Back at the Rebel’s Rest, the trio sat staring into the empty fire pit. Cody had ignored Arianna’s advice against drugs in favor of Dean Apperson’s call to experiment. He’d taken a tiny, rubbery bite and swallowed with the others.

“You feel anything?” Banjo asked. “Nope,” they both said.

Paxton and Sinkler stumbled past, back from their night out. “What are you losers doing?” Sinkler asked.

“Leave us alone,” Banjo grumbled. “We’re tripping.”

“Cool,” Paxton said, and Sinkler said, “Good times.”

But they weren’t tripping at all, and an hour later, Banjo stood up.

“Guess we got the black ones,” he said, and went inside, muttering obscenities.

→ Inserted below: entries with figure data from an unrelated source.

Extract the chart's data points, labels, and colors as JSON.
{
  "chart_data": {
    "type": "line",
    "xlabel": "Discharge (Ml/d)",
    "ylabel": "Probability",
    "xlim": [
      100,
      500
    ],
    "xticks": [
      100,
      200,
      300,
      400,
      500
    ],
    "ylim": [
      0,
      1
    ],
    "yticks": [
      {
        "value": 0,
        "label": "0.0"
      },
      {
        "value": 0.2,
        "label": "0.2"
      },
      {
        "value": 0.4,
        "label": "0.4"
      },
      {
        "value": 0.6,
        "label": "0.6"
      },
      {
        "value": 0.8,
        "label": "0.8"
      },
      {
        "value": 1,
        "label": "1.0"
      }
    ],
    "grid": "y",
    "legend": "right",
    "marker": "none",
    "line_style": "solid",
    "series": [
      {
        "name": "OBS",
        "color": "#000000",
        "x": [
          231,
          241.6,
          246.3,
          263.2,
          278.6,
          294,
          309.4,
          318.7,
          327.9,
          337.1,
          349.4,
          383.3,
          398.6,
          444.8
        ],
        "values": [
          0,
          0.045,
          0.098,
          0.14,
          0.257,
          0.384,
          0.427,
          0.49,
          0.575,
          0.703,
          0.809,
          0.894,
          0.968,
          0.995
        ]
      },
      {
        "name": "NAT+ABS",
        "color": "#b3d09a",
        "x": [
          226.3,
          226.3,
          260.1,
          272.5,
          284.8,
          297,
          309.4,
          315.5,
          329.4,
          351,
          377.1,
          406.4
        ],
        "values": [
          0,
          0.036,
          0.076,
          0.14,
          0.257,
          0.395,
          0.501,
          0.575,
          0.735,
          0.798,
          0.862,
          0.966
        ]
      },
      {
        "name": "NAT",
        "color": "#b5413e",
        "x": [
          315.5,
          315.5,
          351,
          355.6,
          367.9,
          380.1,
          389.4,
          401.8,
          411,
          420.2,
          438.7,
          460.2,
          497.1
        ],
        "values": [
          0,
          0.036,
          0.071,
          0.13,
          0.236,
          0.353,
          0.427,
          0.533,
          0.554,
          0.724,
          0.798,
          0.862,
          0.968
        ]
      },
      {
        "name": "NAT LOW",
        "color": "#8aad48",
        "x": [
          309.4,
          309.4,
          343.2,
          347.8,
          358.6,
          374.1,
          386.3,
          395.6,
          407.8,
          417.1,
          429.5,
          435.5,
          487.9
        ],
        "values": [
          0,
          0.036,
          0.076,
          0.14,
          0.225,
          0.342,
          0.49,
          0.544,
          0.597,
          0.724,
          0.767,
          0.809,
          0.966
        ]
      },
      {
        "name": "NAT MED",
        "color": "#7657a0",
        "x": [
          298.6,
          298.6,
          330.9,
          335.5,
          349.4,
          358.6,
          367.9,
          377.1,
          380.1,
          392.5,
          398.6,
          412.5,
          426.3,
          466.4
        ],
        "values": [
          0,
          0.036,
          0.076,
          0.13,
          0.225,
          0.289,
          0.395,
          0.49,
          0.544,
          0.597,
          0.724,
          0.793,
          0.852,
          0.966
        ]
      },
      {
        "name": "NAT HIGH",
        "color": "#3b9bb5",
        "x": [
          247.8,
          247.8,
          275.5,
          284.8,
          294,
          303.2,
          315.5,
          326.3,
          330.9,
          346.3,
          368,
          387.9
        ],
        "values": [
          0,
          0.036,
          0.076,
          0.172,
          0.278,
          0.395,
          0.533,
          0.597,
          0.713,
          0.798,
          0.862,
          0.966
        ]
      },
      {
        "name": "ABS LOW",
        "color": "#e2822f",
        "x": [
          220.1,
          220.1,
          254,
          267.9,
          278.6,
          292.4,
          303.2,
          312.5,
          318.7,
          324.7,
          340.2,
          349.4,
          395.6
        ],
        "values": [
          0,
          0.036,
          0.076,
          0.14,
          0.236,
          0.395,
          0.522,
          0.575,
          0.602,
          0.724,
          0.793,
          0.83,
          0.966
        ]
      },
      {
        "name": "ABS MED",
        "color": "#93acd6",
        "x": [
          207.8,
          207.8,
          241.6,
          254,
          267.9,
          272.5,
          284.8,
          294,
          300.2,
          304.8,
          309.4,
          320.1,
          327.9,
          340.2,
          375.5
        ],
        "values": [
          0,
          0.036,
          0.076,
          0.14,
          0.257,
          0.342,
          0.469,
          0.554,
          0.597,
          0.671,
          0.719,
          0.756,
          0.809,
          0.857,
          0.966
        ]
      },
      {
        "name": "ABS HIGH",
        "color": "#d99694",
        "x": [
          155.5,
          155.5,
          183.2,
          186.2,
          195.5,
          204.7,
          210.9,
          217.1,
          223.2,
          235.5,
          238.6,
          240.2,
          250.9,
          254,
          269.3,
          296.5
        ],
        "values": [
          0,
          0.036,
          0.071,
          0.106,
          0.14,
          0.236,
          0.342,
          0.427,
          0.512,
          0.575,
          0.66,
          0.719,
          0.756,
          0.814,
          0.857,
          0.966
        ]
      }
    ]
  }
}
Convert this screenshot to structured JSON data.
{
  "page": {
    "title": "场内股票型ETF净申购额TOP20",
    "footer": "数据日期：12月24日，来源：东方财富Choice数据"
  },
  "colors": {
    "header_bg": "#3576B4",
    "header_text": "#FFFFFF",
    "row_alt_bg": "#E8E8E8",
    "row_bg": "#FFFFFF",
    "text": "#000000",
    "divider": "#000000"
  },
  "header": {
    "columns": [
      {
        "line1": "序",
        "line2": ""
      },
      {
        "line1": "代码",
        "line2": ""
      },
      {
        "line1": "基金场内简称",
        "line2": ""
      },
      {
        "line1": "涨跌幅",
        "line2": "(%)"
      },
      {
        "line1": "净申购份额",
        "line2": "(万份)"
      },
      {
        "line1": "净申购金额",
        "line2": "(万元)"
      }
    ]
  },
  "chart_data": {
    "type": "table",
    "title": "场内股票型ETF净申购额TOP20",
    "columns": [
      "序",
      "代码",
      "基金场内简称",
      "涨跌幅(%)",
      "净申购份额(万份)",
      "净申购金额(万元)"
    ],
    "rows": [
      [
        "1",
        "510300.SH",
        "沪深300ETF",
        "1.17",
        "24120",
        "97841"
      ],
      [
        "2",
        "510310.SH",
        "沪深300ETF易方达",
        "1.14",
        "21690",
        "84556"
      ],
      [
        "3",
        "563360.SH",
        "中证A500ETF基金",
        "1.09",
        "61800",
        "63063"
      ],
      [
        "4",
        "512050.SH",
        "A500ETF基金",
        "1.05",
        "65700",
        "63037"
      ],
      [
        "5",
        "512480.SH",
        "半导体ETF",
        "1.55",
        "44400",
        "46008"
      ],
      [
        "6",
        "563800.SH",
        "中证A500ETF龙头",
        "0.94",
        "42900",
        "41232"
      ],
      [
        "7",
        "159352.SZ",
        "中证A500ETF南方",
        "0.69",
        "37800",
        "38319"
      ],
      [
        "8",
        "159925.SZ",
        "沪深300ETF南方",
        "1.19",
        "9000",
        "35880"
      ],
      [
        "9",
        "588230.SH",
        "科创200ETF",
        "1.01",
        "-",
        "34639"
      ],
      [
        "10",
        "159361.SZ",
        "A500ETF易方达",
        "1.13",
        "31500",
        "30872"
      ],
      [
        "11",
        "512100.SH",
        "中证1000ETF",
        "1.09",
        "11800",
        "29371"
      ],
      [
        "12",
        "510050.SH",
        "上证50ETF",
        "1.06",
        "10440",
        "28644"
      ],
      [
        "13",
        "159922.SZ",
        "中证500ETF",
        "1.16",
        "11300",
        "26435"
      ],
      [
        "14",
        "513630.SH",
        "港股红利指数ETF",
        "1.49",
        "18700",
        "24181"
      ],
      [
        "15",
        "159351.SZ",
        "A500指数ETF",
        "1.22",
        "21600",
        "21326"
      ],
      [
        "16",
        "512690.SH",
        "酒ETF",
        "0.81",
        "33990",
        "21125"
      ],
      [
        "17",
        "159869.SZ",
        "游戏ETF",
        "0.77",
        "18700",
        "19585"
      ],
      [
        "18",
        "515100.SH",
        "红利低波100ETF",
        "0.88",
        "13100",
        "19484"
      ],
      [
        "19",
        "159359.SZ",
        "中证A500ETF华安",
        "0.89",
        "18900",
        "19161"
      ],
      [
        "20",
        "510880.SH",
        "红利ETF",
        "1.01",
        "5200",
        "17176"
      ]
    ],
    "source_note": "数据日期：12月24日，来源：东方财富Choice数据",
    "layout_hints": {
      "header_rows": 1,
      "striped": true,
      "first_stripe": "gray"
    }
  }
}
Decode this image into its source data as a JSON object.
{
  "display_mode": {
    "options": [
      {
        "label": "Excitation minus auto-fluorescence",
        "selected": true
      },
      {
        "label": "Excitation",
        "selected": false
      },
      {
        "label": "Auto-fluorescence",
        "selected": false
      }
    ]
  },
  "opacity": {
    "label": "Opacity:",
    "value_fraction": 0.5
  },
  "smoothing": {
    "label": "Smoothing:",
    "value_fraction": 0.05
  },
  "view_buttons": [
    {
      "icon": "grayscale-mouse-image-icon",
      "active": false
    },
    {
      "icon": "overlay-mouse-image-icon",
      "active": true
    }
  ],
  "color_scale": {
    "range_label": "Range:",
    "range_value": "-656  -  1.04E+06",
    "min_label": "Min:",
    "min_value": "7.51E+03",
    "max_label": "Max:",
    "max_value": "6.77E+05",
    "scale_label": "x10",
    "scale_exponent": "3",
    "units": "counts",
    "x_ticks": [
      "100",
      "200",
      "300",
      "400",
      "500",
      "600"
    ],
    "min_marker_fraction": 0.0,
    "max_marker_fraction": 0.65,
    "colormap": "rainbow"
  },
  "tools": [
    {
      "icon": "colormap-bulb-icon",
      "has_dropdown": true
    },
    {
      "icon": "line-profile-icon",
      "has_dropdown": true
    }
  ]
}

“Dude, let’s just get drunk in my room,” Elliott suggested, and soon they settled into a reliable, predictable beer buzz. S’wanee Truffles be damned.

•   •   •

All in all, a good week, Cody felt. He’d settled into his new academic routine, neutralized the dreaded S’wanee Curse, forged new friendships, definitely gotten noticed, upped the ante with Beth by baring it all, experimented with harmless drugs, and, most important, made a new home, his first home, for himself. It had been one long great S’wanee Day.